It depends if legacy (aka "category level") or advanced audit policies are in effect.
For legacy audit policies (what your screenshot shows):
secedit.exe /export /areas SECURITYPOLICY /cfg filename.txt
For advanced audit policies:
auditpol.exe /get /category:*
What determines if legacy or advanced policy settings are in effect is the registry value:
Key: HKLM\System\CurrentControlSet\Control\Lsa
Value: SCENoApplyLegacyAuditPolicy
This corresponds to the following group policy setting, Windows Settings > Security Settings > Local Policies > Security Options:
Audit: Force audit policy subcategory settings (Windows Vista or later) to override audit policy category settings.
Windows Vista and later versions of Windows allow audit policy to be managed in a more precise way using audit policy subcategories.
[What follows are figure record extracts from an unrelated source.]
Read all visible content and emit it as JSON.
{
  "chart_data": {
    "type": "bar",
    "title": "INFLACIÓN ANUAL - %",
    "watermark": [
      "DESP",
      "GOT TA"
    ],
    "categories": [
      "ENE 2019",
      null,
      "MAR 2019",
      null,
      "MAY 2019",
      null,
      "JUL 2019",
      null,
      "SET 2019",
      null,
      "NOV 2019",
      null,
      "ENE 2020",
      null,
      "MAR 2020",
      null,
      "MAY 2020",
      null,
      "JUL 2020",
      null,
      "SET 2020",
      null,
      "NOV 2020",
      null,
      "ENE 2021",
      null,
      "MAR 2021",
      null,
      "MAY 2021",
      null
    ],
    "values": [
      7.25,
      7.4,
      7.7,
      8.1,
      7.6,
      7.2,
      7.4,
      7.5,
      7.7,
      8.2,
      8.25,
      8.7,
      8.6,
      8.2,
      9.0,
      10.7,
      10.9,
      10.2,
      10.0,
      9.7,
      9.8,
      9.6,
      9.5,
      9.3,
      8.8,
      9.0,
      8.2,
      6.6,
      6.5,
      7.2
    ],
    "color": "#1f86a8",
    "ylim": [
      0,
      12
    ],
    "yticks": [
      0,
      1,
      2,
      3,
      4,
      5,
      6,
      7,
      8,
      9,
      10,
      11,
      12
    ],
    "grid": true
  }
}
Setting audit policy at the category level will override the new subcategory audit policy feature.
To allow audit policy to be managed using subcategories without requiring a change to Group Policy, there is a new registry value in Windows Vista and later versions, SCENoApplyLegacyAuditPolicy, which prevents the application of category-level audit policy.
If SCENoApplyLegacyAuditPolicy is enabled/1, legacy audit policy settings are not in effect.
If SCENoApplyLegacyAuditPolicy is disabled/0, legacy audit policy settings are in effect.